ANDREAS GEFE UND JULIA AMBROSCHÜTZ

Was hat Sex mit Politik zu tun?

von Nicole Althaus / 16.10.2016

Wer wo und mit wem Sex hat, ist nicht nur eine Frage persönlicher Vorliebe. In jeder Epoche hat die Politik versucht, körperliche Begierde zu zügeln. Als Folge der Frauenbewegung steht heute die Einvernehmlichkeit im Fokus. Das klingt vernünftig, endet aber oft anders.

Scarlett O’Hara dreht sich abrupt weg, als Rhett Butler sie gegen den Türrahmen drückt, um sie zu küssen, und geht entschlossen auf die grosse Treppe zu. Für einen Augenblick hört man nur ihr bodenlanges rotes Kleid rascheln, dann setzt dramatische Musik ein, der Verschmähte stürmt der Geliebten nach. „So nicht, Scarlett!

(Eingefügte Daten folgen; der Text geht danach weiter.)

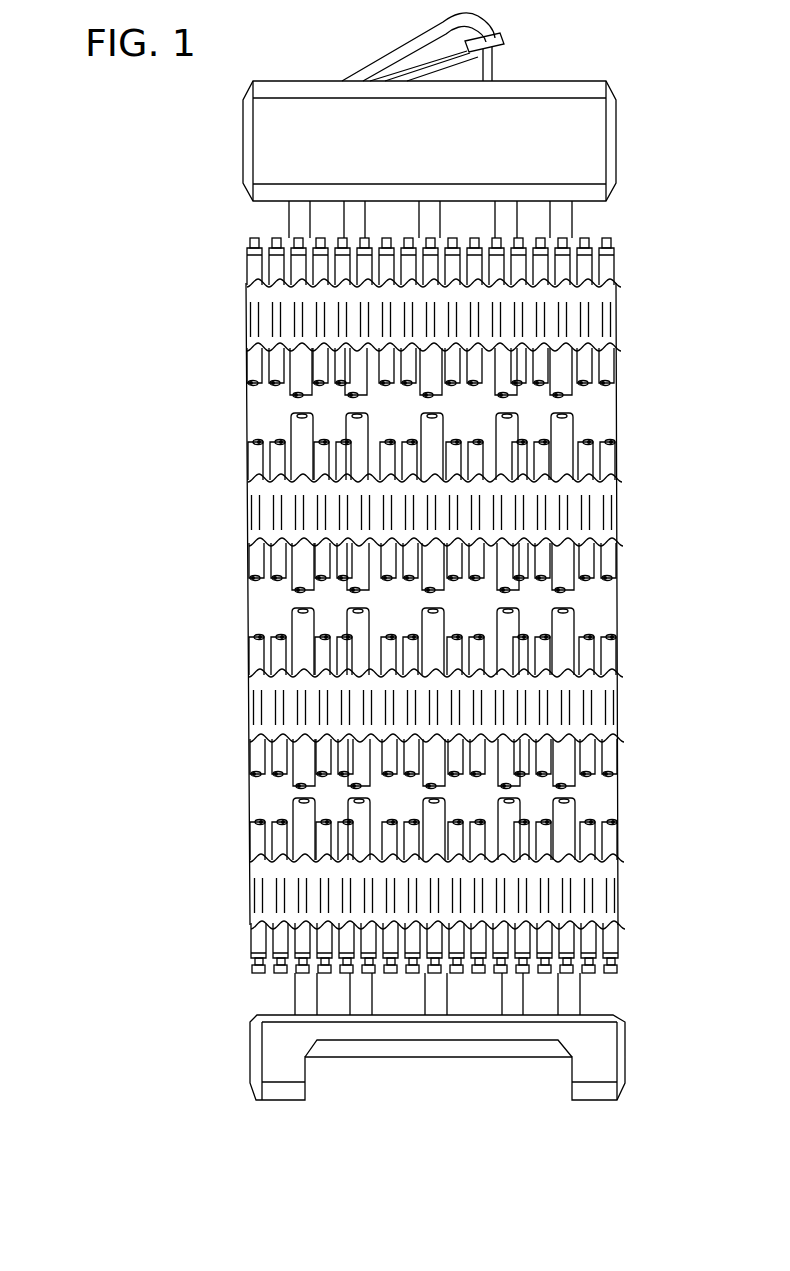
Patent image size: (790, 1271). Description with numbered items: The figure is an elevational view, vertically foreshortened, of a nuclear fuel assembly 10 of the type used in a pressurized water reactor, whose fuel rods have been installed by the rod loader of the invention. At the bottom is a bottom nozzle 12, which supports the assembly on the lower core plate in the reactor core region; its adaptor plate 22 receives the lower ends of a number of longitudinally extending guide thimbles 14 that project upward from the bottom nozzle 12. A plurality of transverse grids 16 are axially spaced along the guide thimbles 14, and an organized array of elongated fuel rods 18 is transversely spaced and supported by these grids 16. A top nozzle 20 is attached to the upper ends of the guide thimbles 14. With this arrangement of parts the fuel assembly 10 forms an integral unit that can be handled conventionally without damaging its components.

The nuclear fuel assembly 10 is at (510, 30).
The bottom nozzle 12 is at (251, 1043).
The guide thimbles 14 is at (569, 217).
The transverse grids 16 is at (613, 488).
The fuel rods 18 is at (606, 273).
The top nozzle 20 is at (640, 113).
The adaptor plate 22 is at (461, 1030).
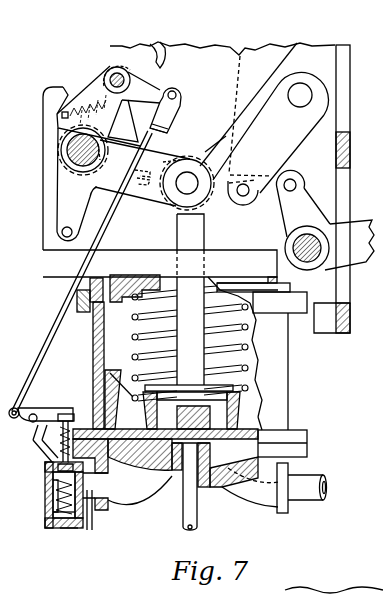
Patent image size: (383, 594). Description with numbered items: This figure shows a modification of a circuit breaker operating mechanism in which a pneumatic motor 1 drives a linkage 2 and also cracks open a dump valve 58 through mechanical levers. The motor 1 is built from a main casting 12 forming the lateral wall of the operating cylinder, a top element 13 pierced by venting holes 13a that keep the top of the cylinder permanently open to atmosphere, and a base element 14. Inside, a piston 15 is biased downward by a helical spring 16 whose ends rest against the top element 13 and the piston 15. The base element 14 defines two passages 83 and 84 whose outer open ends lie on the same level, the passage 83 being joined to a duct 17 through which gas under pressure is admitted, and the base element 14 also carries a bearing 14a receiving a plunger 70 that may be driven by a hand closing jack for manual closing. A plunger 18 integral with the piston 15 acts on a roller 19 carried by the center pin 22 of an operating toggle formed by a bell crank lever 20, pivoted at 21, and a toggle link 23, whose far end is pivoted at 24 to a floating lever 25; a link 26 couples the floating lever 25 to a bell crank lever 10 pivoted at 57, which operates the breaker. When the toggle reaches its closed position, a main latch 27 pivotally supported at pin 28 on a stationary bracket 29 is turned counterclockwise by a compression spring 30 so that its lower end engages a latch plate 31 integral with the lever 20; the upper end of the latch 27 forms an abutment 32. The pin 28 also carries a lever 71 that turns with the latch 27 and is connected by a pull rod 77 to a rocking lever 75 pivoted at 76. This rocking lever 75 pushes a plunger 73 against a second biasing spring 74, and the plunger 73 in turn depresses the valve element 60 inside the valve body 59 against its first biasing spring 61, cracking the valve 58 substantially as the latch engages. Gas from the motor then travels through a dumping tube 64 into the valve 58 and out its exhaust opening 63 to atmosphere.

The motor 1 is at (81, 365).
The linkage 2 is at (239, 42).
The bell crank lever 10 is at (364, 251).
The main casting 12 is at (93, 377).
The top element 13 is at (278, 303).
The venting holes 13a is at (106, 282).
The base element 14 is at (305, 446).
The bearing 14a is at (172, 455).
The piston 15 is at (108, 371).
The helical spring 16 is at (132, 310).
The duct 17 is at (311, 498).
The plunger 18 is at (176, 230).
The roller 19 is at (205, 190).
The bell crank lever 20 is at (62, 212).
The pivot 21 is at (58, 154).
The pin 22 is at (196, 172).
The toggle link 23 is at (225, 132).
The pivot 24 is at (298, 108).
The floating lever 25 is at (287, 52).
The link 26 is at (262, 197).
The main latch 27 is at (125, 131).
The pin 28 is at (117, 67).
The stationary bracket 29 is at (66, 86).
The compression spring 30 is at (84, 74).
The latch plate 31 is at (139, 169).
The abutment 32 is at (158, 43).
The pivot 57 is at (321, 244).
The dump valve 58 is at (38, 481).
The valve body 59 is at (69, 524).
The valve element 60 is at (48, 503).
The helical spring 61 is at (45, 522).
The exhaust opening 63 is at (45, 490).
The dumping tube 64 is at (92, 515).
The plunger 70 is at (183, 518).
The lever 71 is at (165, 88).
The plunger 73 is at (72, 418).
The second biasing spring 74 is at (43, 455).
The rocking lever 75 is at (55, 416).
The pivot 76 is at (16, 420).
The pull rod 77 is at (58, 318).
The passage 83 is at (131, 490).
The passage 84 is at (264, 498).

Dieses Mal weist du mich nicht ab!“, herrscht er sie an, küsst sie, hebt sie auf den Arm, obwohl sie mit ihren zierlichen Fäusten auf ihn einschlägt, eilt die Treppe hoch und verschwindet mit ihr im Schlafzimmer. Schnitt. Am Morgen danach räkelt sich eine sichtlich befriedigte Scarlett im Bett.

Dreissig Sekunden bloss dauert die berühmte Treppenszene aus dem Hollywood-Epos „Vom Winde verweht“ aus dem Jahr 1939. Dreissig Sekunden, die zwar rein gar nichts vom Akt preisgeben, aber deutlicher nicht beweisen könnten, wie politisch Sex ist: Binnen lediglich dreier Generationen ist die Episode von einer der berühmtesten Verführungsszenen der Filmgeschichte zu einem an Universitäten diskutierten Vergewaltigungsakt abgewertet worden. Grösser könnte das Image-Gefälle im Feld sexueller Aktivitäten nicht sein.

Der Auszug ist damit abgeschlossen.